Still, Okonkwo is known more for being a playmaker. There was the initial touchdown on a 31-yard jet sweep last season as a freshman. It came in a 42-13 win over Minnesota, which Maryland (3-4, 1-3) will face on the road Saturday. The Golden Gophers (7-0, 4-0 Big Ten) are ranked No. 17 in the country.
In a program that had all but ignored its tight ends as anything but run blockers and pass protectors in former coach DJ Durkin’s two seasons, Okonkwo added three more touchdowns under interim coach Matt Canada — a 54-yard run and 25-yard catch in a 63-33 win over Illinois and a recovery of a fumble in the end zone toward the end of regulation of a heartbreaking 52-51 overtime loss to then-No. 10 Ohio State.
Though Locksley wasn’t immediately aware of what he was getting with Okonkwo — one of the reasons the Terps pursued and signed graduate transfer Tyler Mabry of Buffalo — it didn’t take long for the newly hired coach to realize that the way he used Irv Smith Jr. and other tight ends as offensive coordinator at Alabama might work at Maryland.
“The thing I saw with Chig is that he has exceptional range as a pass receiver,” Locksley said Wednesday. “He’s a guy that wins at the top of the route.
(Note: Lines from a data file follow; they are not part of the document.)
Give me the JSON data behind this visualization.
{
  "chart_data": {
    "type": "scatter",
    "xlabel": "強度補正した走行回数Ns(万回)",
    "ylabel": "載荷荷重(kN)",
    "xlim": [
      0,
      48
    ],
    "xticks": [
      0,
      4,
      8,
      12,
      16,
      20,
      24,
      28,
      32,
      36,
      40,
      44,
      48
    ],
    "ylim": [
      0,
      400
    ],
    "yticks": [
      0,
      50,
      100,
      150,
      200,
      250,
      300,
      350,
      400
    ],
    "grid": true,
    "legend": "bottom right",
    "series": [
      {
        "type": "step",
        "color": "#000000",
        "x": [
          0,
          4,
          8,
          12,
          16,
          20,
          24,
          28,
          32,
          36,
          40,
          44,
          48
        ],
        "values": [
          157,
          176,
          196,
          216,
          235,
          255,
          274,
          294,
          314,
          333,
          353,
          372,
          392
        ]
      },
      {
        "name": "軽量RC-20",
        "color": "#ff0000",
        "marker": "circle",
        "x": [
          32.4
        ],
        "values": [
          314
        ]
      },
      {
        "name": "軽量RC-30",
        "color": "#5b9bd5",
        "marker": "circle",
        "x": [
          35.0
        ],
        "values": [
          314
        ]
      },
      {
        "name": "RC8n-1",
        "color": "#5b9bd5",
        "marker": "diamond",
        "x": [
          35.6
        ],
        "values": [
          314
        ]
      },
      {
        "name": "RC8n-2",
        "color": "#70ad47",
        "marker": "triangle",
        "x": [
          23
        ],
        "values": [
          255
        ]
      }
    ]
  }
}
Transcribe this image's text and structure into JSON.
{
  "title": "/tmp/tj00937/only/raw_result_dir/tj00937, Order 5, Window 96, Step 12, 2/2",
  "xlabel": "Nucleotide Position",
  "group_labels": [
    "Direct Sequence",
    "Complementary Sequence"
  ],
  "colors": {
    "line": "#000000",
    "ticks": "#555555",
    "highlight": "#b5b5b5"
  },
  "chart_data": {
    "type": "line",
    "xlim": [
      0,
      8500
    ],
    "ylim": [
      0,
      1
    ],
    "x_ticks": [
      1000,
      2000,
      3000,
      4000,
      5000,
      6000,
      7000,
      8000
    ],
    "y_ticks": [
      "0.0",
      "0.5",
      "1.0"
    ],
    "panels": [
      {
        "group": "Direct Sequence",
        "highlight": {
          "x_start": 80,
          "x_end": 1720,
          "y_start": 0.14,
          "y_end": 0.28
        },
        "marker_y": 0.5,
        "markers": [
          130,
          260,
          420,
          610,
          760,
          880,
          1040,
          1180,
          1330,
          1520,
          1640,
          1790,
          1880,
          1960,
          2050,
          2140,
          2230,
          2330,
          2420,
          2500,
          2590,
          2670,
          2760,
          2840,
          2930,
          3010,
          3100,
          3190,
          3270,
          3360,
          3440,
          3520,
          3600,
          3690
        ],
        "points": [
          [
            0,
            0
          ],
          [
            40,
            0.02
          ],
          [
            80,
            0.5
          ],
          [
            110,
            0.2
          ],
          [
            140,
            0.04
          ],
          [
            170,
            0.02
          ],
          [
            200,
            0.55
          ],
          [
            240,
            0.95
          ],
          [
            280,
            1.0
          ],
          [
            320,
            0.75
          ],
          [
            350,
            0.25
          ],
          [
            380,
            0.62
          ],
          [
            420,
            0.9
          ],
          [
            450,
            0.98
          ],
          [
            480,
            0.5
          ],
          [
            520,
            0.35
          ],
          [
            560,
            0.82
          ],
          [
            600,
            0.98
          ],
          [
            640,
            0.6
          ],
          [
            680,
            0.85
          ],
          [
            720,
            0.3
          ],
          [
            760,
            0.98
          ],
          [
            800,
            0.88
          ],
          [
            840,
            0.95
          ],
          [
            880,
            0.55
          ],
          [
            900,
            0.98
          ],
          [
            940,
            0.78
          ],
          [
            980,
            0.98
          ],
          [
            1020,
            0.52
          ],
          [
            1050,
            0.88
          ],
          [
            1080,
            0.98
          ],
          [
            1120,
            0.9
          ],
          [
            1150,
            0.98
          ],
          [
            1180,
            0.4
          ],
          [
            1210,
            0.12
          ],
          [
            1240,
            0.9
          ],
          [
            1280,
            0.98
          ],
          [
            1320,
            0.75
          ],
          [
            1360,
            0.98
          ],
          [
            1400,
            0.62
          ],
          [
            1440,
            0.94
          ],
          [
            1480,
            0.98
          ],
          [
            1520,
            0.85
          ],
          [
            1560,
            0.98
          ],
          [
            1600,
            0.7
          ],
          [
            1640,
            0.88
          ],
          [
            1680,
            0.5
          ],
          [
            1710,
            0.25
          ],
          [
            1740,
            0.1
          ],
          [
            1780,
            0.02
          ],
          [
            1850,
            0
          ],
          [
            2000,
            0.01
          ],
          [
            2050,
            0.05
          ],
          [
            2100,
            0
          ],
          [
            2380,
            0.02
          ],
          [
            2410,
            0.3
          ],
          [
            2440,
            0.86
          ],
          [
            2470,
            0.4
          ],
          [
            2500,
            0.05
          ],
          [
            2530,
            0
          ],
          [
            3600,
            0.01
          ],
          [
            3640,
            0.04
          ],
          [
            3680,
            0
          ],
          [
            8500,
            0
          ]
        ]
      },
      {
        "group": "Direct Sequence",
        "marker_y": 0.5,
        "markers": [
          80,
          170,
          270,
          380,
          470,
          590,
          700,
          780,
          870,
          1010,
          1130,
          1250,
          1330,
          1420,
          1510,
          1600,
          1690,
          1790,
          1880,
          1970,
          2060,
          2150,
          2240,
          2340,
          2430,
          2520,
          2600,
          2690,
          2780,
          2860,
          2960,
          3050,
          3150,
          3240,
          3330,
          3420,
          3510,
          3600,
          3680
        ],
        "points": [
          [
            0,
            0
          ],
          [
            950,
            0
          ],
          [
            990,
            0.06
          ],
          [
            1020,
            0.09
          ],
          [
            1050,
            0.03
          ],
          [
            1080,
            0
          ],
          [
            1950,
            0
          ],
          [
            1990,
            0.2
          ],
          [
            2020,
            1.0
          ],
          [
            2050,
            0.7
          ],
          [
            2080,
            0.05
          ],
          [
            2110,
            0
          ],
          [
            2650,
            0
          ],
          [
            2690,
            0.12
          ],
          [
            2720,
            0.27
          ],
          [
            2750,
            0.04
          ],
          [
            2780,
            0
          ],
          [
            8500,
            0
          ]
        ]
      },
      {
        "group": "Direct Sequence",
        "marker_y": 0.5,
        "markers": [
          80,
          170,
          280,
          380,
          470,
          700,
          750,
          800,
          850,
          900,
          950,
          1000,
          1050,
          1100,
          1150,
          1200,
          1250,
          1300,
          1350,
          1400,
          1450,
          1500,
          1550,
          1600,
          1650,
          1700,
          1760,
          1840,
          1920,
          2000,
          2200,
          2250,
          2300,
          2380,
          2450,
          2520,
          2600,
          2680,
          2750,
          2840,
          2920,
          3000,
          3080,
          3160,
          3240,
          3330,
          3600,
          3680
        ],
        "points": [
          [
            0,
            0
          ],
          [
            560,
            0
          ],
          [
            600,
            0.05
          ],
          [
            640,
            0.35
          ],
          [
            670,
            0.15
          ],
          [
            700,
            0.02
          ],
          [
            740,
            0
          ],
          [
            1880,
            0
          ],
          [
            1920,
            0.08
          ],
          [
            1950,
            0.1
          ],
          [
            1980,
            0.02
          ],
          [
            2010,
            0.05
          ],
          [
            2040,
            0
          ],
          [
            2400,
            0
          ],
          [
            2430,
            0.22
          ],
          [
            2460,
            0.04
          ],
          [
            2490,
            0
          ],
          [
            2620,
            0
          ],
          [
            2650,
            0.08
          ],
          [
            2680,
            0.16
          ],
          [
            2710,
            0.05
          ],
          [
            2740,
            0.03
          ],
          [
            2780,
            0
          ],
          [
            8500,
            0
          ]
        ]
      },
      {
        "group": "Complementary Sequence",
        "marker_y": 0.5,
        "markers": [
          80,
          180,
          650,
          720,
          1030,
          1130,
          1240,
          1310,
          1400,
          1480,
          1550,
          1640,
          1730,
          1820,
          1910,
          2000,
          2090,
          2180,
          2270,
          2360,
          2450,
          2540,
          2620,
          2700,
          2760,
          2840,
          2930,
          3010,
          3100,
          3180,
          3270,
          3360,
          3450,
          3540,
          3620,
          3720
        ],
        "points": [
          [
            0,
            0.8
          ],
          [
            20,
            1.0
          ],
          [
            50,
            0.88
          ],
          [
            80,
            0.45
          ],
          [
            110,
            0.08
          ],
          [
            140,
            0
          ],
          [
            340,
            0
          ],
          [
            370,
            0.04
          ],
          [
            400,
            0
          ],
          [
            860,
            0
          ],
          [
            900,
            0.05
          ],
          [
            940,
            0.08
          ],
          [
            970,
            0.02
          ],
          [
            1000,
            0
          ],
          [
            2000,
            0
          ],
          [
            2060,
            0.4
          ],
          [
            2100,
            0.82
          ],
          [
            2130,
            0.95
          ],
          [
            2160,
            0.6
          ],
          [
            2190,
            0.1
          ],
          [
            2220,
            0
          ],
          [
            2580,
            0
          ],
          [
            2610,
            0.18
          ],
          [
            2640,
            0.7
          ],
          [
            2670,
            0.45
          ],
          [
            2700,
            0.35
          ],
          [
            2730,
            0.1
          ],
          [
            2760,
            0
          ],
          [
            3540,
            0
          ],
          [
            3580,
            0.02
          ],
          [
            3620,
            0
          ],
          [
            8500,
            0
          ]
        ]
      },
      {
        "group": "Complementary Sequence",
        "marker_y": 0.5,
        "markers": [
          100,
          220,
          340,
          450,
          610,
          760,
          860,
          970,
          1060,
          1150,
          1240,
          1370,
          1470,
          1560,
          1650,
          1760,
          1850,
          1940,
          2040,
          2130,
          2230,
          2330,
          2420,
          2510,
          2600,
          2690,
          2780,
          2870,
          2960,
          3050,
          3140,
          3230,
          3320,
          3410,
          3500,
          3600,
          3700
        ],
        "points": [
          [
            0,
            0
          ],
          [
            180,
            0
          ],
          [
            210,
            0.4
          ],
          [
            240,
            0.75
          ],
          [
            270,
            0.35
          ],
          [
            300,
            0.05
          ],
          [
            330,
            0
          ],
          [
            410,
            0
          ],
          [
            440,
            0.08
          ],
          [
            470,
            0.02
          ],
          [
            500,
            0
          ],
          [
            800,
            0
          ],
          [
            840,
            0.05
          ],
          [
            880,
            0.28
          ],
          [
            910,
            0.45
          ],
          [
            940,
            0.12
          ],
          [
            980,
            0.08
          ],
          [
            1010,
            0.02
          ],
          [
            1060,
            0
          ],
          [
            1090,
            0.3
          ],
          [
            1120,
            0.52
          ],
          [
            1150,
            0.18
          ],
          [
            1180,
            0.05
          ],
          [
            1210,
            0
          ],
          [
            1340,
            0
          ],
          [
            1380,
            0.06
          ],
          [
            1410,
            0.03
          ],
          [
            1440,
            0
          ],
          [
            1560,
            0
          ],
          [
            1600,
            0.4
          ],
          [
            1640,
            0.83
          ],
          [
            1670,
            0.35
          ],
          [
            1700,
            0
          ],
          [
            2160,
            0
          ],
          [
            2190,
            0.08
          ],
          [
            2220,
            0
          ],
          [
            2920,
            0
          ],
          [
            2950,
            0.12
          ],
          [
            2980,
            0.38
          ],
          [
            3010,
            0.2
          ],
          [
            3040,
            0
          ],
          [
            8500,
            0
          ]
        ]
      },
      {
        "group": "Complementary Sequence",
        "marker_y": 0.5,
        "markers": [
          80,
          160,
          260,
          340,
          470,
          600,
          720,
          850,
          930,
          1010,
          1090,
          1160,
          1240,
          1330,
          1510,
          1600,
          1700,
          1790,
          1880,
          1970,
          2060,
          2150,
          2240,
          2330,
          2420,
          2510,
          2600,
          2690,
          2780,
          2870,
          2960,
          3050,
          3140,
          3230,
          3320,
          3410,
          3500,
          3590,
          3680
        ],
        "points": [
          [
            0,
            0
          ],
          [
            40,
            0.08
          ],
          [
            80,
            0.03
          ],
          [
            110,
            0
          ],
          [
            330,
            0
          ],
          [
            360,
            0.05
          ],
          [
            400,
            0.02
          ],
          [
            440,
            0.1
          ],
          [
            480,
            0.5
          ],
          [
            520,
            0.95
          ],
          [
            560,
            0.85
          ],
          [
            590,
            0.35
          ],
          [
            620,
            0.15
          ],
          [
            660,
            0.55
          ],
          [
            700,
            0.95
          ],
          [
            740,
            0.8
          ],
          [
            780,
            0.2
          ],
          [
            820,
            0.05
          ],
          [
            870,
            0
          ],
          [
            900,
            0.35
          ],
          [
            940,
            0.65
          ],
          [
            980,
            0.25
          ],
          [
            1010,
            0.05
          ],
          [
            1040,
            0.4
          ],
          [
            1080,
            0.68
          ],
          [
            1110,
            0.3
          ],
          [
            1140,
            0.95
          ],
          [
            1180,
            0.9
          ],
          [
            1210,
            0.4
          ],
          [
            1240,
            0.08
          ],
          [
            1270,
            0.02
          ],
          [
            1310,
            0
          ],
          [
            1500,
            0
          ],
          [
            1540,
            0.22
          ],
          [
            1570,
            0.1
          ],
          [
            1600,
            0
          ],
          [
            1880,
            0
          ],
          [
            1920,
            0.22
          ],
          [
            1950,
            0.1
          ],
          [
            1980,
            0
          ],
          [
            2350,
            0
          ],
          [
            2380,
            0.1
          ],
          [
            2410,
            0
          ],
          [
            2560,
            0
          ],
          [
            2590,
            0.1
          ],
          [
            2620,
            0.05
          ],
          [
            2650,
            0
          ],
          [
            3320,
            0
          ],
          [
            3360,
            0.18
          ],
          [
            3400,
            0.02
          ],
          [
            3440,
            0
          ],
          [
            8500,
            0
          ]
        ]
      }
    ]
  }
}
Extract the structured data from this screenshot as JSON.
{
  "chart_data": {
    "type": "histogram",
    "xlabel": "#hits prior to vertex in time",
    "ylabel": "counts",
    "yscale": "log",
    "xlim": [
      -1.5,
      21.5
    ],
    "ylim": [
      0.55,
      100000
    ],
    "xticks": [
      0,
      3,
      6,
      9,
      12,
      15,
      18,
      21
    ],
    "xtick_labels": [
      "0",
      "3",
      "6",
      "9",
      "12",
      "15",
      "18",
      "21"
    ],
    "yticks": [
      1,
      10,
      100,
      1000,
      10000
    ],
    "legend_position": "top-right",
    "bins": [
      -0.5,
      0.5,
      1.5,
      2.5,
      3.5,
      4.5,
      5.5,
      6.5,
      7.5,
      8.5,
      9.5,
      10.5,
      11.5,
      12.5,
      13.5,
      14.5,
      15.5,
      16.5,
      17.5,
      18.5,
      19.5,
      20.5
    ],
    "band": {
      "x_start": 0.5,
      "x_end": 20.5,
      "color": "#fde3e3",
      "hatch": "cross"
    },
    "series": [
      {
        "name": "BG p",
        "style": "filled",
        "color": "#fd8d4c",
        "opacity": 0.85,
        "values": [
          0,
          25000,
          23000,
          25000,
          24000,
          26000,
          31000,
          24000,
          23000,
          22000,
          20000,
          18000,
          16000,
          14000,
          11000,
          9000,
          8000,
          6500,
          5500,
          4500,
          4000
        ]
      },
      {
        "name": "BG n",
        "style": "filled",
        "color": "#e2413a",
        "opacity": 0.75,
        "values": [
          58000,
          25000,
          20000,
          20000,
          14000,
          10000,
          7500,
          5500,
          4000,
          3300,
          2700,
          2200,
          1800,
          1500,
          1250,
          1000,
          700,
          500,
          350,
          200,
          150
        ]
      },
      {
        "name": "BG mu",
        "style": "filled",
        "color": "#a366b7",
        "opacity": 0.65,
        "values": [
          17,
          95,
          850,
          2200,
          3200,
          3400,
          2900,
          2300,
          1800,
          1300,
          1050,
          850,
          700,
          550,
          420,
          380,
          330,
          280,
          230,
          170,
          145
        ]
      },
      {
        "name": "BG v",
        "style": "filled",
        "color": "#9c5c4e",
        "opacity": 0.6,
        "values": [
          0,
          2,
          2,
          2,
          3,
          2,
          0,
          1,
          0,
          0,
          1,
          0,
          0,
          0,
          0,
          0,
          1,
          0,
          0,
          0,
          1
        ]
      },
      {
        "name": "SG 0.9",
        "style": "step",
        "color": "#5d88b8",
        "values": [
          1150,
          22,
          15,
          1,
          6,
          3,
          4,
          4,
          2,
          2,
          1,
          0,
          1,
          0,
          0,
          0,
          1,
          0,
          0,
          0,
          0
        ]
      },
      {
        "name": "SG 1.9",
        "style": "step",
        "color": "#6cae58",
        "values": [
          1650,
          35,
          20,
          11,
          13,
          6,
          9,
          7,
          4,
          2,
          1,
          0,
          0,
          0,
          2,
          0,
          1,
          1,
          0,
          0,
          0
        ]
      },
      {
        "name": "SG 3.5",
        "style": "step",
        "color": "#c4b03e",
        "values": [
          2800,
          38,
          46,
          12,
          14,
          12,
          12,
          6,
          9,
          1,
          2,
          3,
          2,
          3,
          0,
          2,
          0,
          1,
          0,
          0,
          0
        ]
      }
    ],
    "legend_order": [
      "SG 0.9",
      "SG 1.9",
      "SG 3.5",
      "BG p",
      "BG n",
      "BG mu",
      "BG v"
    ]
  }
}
He’s a mismatch against linebackers typically.”
Locksley used his tight ends more to pass protect when a depleted offensive line led to quarterback Josh Jackson being sacked 10 times in a three-game stretch and eventually spraining his right ankle after one of them against Rutgers. However, Maryland’s tight ends seemed to get more involved in the passing game in last week’s 34-28 loss at home to Indiana.
Okonkwo caught a career-high five passes, including a 12-yard touchdown pass from redshirt junior Tyrrell Pigrome. It gave Okonkwo 16 catches for 164 yards and two touchdowns this season. It is already the most catches by a Maryland tight end since Dave Stinebaugh caught 15 passes for 204 and three touchdowns in 2013.
Mabry, who early this season became the first Maryland tight end to catch touchdowns in back-to-back games, has 11 receptions for 142 yards and three touchdowns. He narrowly missed his fourth when it was ruled he stepped out of bounds after a 52-yard catch and run.
“Last year, I felt we were just running around a lot,” said Okonkwo, who caught six passes for 69 yards and a touchdown in 2018, the most by any Maryland tight end. “It’s like a decoy. This year, I feel our role’s increased. We’re always like a threat to catch the ball. I feel we impact the defense a lot. If they think we’re on the field to catch the ball, they have to worry about us and that can open up a lot of other stuff. If we go in there to block, we can help the run game too.”
Chika Okonkwo said her father’s death is “still a process, it’s something that will always be prevalent in our minds. It’s brought us all closer. We know that we’re all that we have left. We really appreciate each other more. Before something like that happens, especially if it’s out of the blue, you kind of think it’s going to be the way it is for a long time. I think we really value one another.”
As for her younger brother, it’s what could push him closer to his lifelong dream of making the NFL.
“It’s one of his main drivers,” Chika Okonkwo said. “My father always told us to reach for the stars, that we could do whatever we want. But he also wanted us to be good people and to have an impact. I think that my brother wants to make my father proud in everything that he does. It’s something we all do, but I think I see it in him the most. As the only son, he really wants to leave a mark in my father’s honor. It’s very cool.”
Said Okonkwo: “[My father’s death] made me pay more attention to the things he taught me in life like discipline, hard work and doing the right thing. All of those things contributed to my success on the field.”